A reported halt to U.S.–Iran hostilities after a weekend military flare-up has restored risk appetite. Dow futures are up about 0.4%, S&P 500 futures 0.7%, and Nasdaq-100 futures 1.1%, with beaten-down tech names like Arm, Marvell, Micron and Intel bouncing. Oil is up only modestly near $70 because the truce capped the supply-disruption fears.
Why is Alphabet joining the Dow?
S&P Dow Jones Indices is removing Verizon from the 30-stock Dow Jones Industrial Average and adding Alphabet, effective before Monday’s open. The change gives the price-weighted blue-chip index more exposure to megacap technology — notable timing, given big tech just logged its worst week in months.
What are the key Dow, S&P and Nasdaq levels for June 29?
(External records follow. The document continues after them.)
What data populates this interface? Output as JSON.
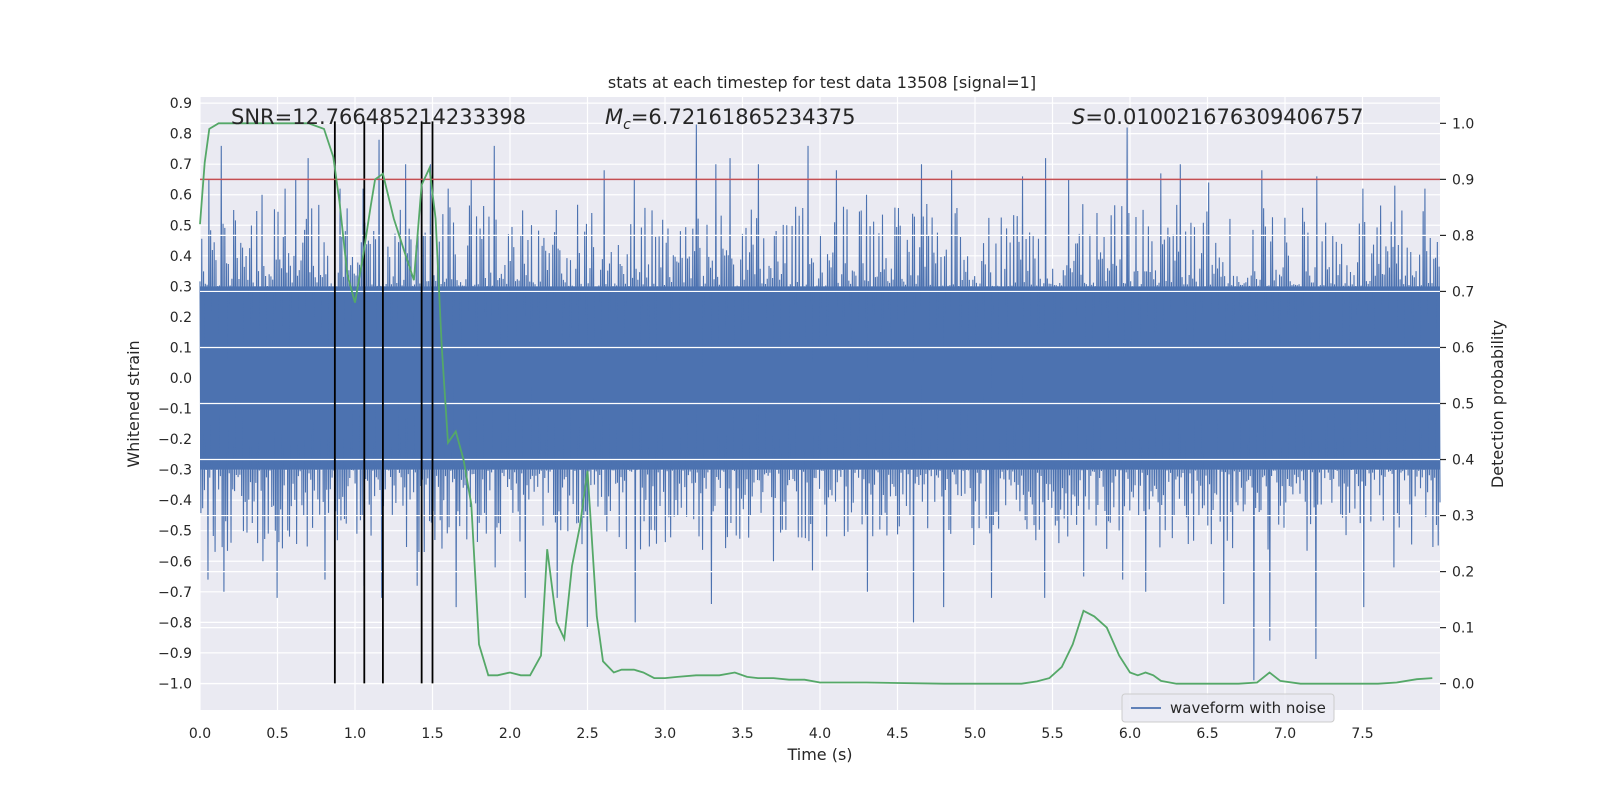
{
  "chart_data": {
    "type": "line",
    "title": "stats at each timestep for test data 13508 [signal=1]",
    "xlabel": "Time (s)",
    "ylabel_left": "Whitened strain",
    "ylabel_right": "Detection probability",
    "xlim": [
      0.0,
      8.0
    ],
    "ylim_left": [
      -1.087,
      0.92
    ],
    "ylim_right": [
      -0.047,
      1.047
    ],
    "x_ticks": [
      "0.0",
      "0.5",
      "1.0",
      "1.5",
      "2.0",
      "2.5",
      "3.0",
      "3.5",
      "4.0",
      "4.5",
      "5.0",
      "5.5",
      "6.0",
      "6.5",
      "7.0",
      "7.5"
    ],
    "y_ticks_left": [
      "0.9",
      "0.8",
      "0.7",
      "0.6",
      "0.5",
      "0.4",
      "0.3",
      "0.2",
      "0.1",
      "0.0",
      "-0.1",
      "-0.2",
      "-0.3",
      "-0.4",
      "-0.5",
      "-0.6",
      "-0.7",
      "-0.8",
      "-0.9",
      "-1.0"
    ],
    "y_ticks_right": [
      "1.0",
      "0.9",
      "0.8",
      "0.7",
      "0.6",
      "0.5",
      "0.4",
      "0.3",
      "0.2",
      "0.1",
      "0.0"
    ],
    "grid": true,
    "annotations": {
      "snr": "SNR=12.766485214233398",
      "mc_symbol": "M",
      "mc_sub": "c",
      "mc_value": "=6.72161865234375",
      "s_symbol": "S",
      "s_value": "=0.010021676309406757"
    },
    "legend": {
      "position": "lower-right",
      "entries": [
        "waveform with noise"
      ]
    },
    "colors": {
      "waveform": "#4c72b0",
      "probability": "#55a868",
      "threshold": "#c44e52",
      "markers": "#000000",
      "background": "#eaeaf2",
      "grid": "#ffffff"
    },
    "threshold": {
      "axis": "right",
      "value": 0.9
    },
    "marker_times": [
      0.87,
      1.06,
      1.18,
      1.43,
      1.5
    ],
    "marker_range_left": [
      -1.0,
      0.84
    ],
    "waveform": {
      "name": "waveform with noise",
      "duration": 8.0,
      "samples": 1400,
      "core_band": [
        -0.3,
        0.3
      ],
      "peak_up": [
        [
          0.05,
          0.65
        ],
        [
          0.13,
          0.76
        ],
        [
          0.22,
          0.55
        ],
        [
          0.4,
          0.6
        ],
        [
          0.55,
          0.62
        ],
        [
          0.62,
          0.65
        ],
        [
          0.7,
          0.72
        ],
        [
          0.9,
          0.62
        ],
        [
          1.05,
          0.62
        ],
        [
          1.15,
          0.78
        ],
        [
          1.32,
          0.7
        ],
        [
          1.48,
          0.7
        ],
        [
          1.6,
          0.62
        ],
        [
          1.75,
          0.65
        ],
        [
          1.9,
          0.76
        ],
        [
          2.3,
          0.55
        ],
        [
          2.6,
          0.68
        ],
        [
          2.8,
          0.65
        ],
        [
          3.2,
          0.83
        ],
        [
          3.33,
          0.7
        ],
        [
          3.42,
          0.72
        ],
        [
          3.6,
          0.7
        ],
        [
          3.92,
          0.76
        ],
        [
          4.1,
          0.68
        ],
        [
          4.3,
          0.6
        ],
        [
          4.65,
          0.7
        ],
        [
          4.85,
          0.68
        ],
        [
          5.3,
          0.66
        ],
        [
          5.45,
          0.72
        ],
        [
          5.6,
          0.65
        ],
        [
          5.98,
          0.82
        ],
        [
          6.2,
          0.67
        ],
        [
          6.32,
          0.7
        ],
        [
          6.5,
          0.64
        ],
        [
          6.85,
          0.68
        ],
        [
          7.2,
          0.66
        ],
        [
          7.5,
          0.62
        ],
        [
          7.7,
          0.63
        ],
        [
          7.9,
          0.62
        ]
      ],
      "peak_down": [
        [
          0.05,
          -0.66
        ],
        [
          0.15,
          -0.7
        ],
        [
          0.4,
          -0.6
        ],
        [
          0.5,
          -0.72
        ],
        [
          0.8,
          -0.66
        ],
        [
          1.05,
          -0.68
        ],
        [
          1.17,
          -0.72
        ],
        [
          1.4,
          -0.68
        ],
        [
          1.65,
          -0.75
        ],
        [
          1.9,
          -0.62
        ],
        [
          2.1,
          -0.72
        ],
        [
          2.3,
          -0.72
        ],
        [
          2.5,
          -0.82
        ],
        [
          2.8,
          -0.8
        ],
        [
          3.3,
          -0.74
        ],
        [
          3.7,
          -0.6
        ],
        [
          3.95,
          -0.63
        ],
        [
          4.3,
          -0.7
        ],
        [
          4.6,
          -0.8
        ],
        [
          4.8,
          -0.75
        ],
        [
          5.1,
          -0.72
        ],
        [
          5.45,
          -0.72
        ],
        [
          5.7,
          -0.65
        ],
        [
          5.95,
          -0.66
        ],
        [
          6.1,
          -0.7
        ],
        [
          6.6,
          -0.74
        ],
        [
          6.8,
          -0.99
        ],
        [
          6.9,
          -0.86
        ],
        [
          7.2,
          -0.92
        ],
        [
          7.5,
          -0.75
        ],
        [
          7.7,
          -0.62
        ]
      ]
    },
    "probability": {
      "name": "detection probability",
      "x": [
        0.0,
        0.03,
        0.06,
        0.12,
        0.2,
        0.3,
        0.4,
        0.5,
        0.6,
        0.7,
        0.8,
        0.86,
        0.9,
        0.95,
        1.0,
        1.05,
        1.1,
        1.13,
        1.18,
        1.25,
        1.32,
        1.38,
        1.43,
        1.48,
        1.52,
        1.56,
        1.6,
        1.65,
        1.7,
        1.75,
        1.8,
        1.86,
        1.92,
        2.0,
        2.07,
        2.13,
        2.2,
        2.24,
        2.3,
        2.35,
        2.4,
        2.45,
        2.5,
        2.56,
        2.6,
        2.67,
        2.72,
        2.8,
        2.86,
        2.93,
        3.0,
        3.08,
        3.2,
        3.35,
        3.45,
        3.53,
        3.6,
        3.7,
        3.8,
        3.9,
        4.0,
        4.3,
        4.8,
        5.3,
        5.4,
        5.48,
        5.56,
        5.63,
        5.7,
        5.77,
        5.85,
        5.93,
        6.0,
        6.05,
        6.1,
        6.15,
        6.2,
        6.3,
        6.5,
        6.7,
        6.82,
        6.9,
        6.97,
        7.1,
        7.3,
        7.6,
        7.72,
        7.85,
        7.95
      ],
      "values": [
        0.82,
        0.93,
        0.99,
        1.0,
        1.0,
        1.0,
        1.0,
        1.0,
        1.0,
        1.0,
        0.99,
        0.94,
        0.86,
        0.73,
        0.68,
        0.76,
        0.85,
        0.9,
        0.91,
        0.83,
        0.77,
        0.72,
        0.89,
        0.92,
        0.83,
        0.6,
        0.43,
        0.45,
        0.4,
        0.32,
        0.07,
        0.015,
        0.015,
        0.02,
        0.015,
        0.015,
        0.05,
        0.24,
        0.11,
        0.08,
        0.21,
        0.28,
        0.38,
        0.12,
        0.04,
        0.02,
        0.025,
        0.025,
        0.02,
        0.01,
        0.01,
        0.012,
        0.015,
        0.015,
        0.02,
        0.012,
        0.01,
        0.01,
        0.007,
        0.007,
        0.002,
        0.002,
        0.0,
        0.0,
        0.004,
        0.01,
        0.03,
        0.07,
        0.13,
        0.12,
        0.1,
        0.05,
        0.02,
        0.015,
        0.02,
        0.015,
        0.005,
        0.0,
        0.0,
        0.0,
        0.002,
        0.02,
        0.005,
        0.0,
        0.0,
        0.0,
        0.002,
        0.008,
        0.01
      ]
    }
  }
}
The Dow is breaking into record territory; 52,000 is the level to convert to support, with 51,876 and 51,565 below. The S&P 500 closed Friday at 7,354 and opens near 7,398, facing 7,383 (broken low), 7,420 and 7,500, with 7,294 the key support. The Nasdaq-100 futures near 29,650 face 29,800/30,000/30,400 resistance and 29,000/28,500 support.
What’s the most important event this week?
The June jobs report, released Thursday July 2 — a day early because markets are closed Friday for July 4. With the Fed leaning hawkish and markets wary of a 2026 rate hike, a hot payrolls number could revive higher-for-longer fears and pressure tech and crypto, while a soft print would support the rebound. Consumer confidence, JOLTS, ADP and ISM fill out the week.
Is this financial advice?
No. This brief is market commentary and education only. Levels are reference points drawn from prior-session and pre-market data, not trade recommendations. Manage your own risk and position sizing.